4. Lastly, we discussed alternatives to statin therapy. There has been some talk about red yeast rice, and there is actually evidence to prove it! The best medicine is usually the one your patient will take. See here for a recent article on this alternative therapy.

Monday, August 9, 2010

Hypercalcemia II - A focus on sarcoidosis


Hello all. After a week of no blogging (I was on stay-cation), it was great to discuss an interesting case of a young man with hypercalcemia. We discussed the differential diagnosis and management of hypercalcemia, with a focus on sarcoidosis.

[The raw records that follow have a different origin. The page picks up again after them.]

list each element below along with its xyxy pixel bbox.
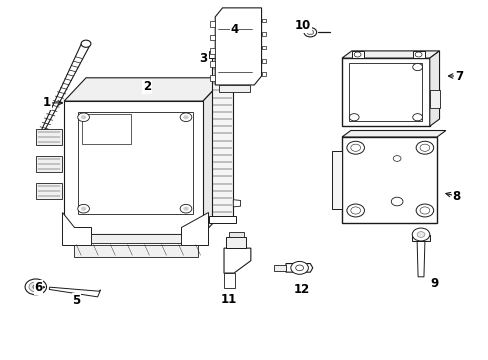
Circle shape <box>415 141 433 154</box>
Circle shape <box>392 156 400 161</box>
Polygon shape <box>219 85 250 92</box>
Polygon shape <box>49 287 101 297</box>
Circle shape <box>353 52 360 57</box>
Text: 7: 7 <box>454 69 462 82</box>
Circle shape <box>290 261 308 274</box>
Circle shape <box>412 63 422 71</box>
Circle shape <box>180 113 191 122</box>
Text: 3: 3 <box>199 51 207 64</box>
Polygon shape <box>261 32 266 36</box>
Polygon shape <box>210 35 215 40</box>
Polygon shape <box>203 78 224 234</box>
Circle shape <box>180 204 191 213</box>
Circle shape <box>412 114 422 121</box>
Text: 2: 2 <box>142 80 151 93</box>
Polygon shape <box>348 63 422 121</box>
Circle shape <box>419 144 429 151</box>
Polygon shape <box>411 234 429 241</box>
Polygon shape <box>78 112 193 214</box>
Polygon shape <box>273 265 285 271</box>
Text: 6: 6 <box>35 281 43 294</box>
Polygon shape <box>261 72 266 76</box>
Circle shape <box>346 204 364 217</box>
Text: 1: 1 <box>43 96 51 109</box>
Text: 4: 4 <box>230 23 238 36</box>
Circle shape <box>304 28 316 37</box>
Circle shape <box>416 231 424 237</box>
Circle shape <box>78 113 89 122</box>
Polygon shape <box>61 212 91 244</box>
Circle shape <box>25 279 46 295</box>
Polygon shape <box>181 212 207 244</box>
Circle shape <box>390 197 402 206</box>
Circle shape <box>306 30 313 35</box>
Polygon shape <box>217 47 227 53</box>
Polygon shape <box>285 264 312 272</box>
Polygon shape <box>341 137 436 223</box>
Polygon shape <box>331 151 341 209</box>
Polygon shape <box>210 62 215 67</box>
Polygon shape <box>211 56 233 218</box>
Polygon shape <box>341 131 445 137</box>
Polygon shape <box>261 19 266 22</box>
Polygon shape <box>64 101 203 234</box>
Polygon shape <box>226 237 245 248</box>
Polygon shape <box>261 59 266 63</box>
Polygon shape <box>210 75 215 81</box>
Circle shape <box>295 265 303 271</box>
Text: 8: 8 <box>451 190 460 203</box>
Circle shape <box>414 52 421 57</box>
Circle shape <box>183 116 188 119</box>
Polygon shape <box>261 45 266 49</box>
Polygon shape <box>81 114 131 144</box>
Circle shape <box>29 282 42 292</box>
Circle shape <box>81 207 86 211</box>
Polygon shape <box>39 42 90 137</box>
Polygon shape <box>209 216 235 223</box>
Polygon shape <box>64 78 224 101</box>
Circle shape <box>411 228 429 241</box>
Polygon shape <box>224 273 234 288</box>
Polygon shape <box>228 232 243 237</box>
Circle shape <box>350 207 360 214</box>
Circle shape <box>350 144 360 151</box>
Polygon shape <box>36 156 61 172</box>
Polygon shape <box>91 234 181 243</box>
Circle shape <box>81 116 86 119</box>
Circle shape <box>33 285 39 289</box>
Polygon shape <box>233 200 240 207</box>
Text: 9: 9 <box>429 278 438 291</box>
Polygon shape <box>36 129 61 145</box>
Text: 11: 11 <box>220 293 237 306</box>
Circle shape <box>81 40 91 47</box>
Text: 10: 10 <box>294 19 310 32</box>
Polygon shape <box>210 21 215 27</box>
Polygon shape <box>341 51 439 58</box>
Polygon shape <box>412 51 424 58</box>
Circle shape <box>415 204 433 217</box>
Polygon shape <box>429 90 439 108</box>
Polygon shape <box>341 58 429 126</box>
Circle shape <box>419 207 429 214</box>
Polygon shape <box>351 51 363 58</box>
Text: 12: 12 <box>293 283 309 296</box>
Polygon shape <box>209 51 235 58</box>
Polygon shape <box>233 67 240 74</box>
Polygon shape <box>210 48 215 54</box>
Polygon shape <box>429 51 439 126</box>
Polygon shape <box>215 8 261 85</box>
Polygon shape <box>224 248 250 273</box>
Polygon shape <box>36 183 61 199</box>
Polygon shape <box>74 244 198 257</box>
Circle shape <box>346 141 364 154</box>
Text: 5: 5 <box>72 294 80 307</box>
Circle shape <box>183 207 188 211</box>
Circle shape <box>78 204 89 213</box>
Polygon shape <box>416 241 424 277</box>
Circle shape <box>348 114 358 121</box>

Please see here for my previous blog on hypercalcemia.

Key pearls from today:
- severe hypercalcemia (ie >3) is rarely due to hyperparathyroidism alone
- FLUIDS are key; there is no evidence to support the use of furosemide in the management of hypercalcemia. See here for a narrative review on the subject (narrative because there are no trials!). Bisphosphonates are also supported by the evidence, with caution needed in renal impairment.
- In the absence of renal failure, the PO4 level can provide a quick clue to etiology: In vitamin-D related hyperCa (ie granulomatous disease, vit D intoxication), PO4 will be increased as it is reabsorbed more avidly. A high PO4 makes hyperPTH or PTH-related protein less likely as PTH/PTHrp typically cause decreased PO4 reabsorption in the kidney.

See here for a review of sarcoidosis, the "great mimicker".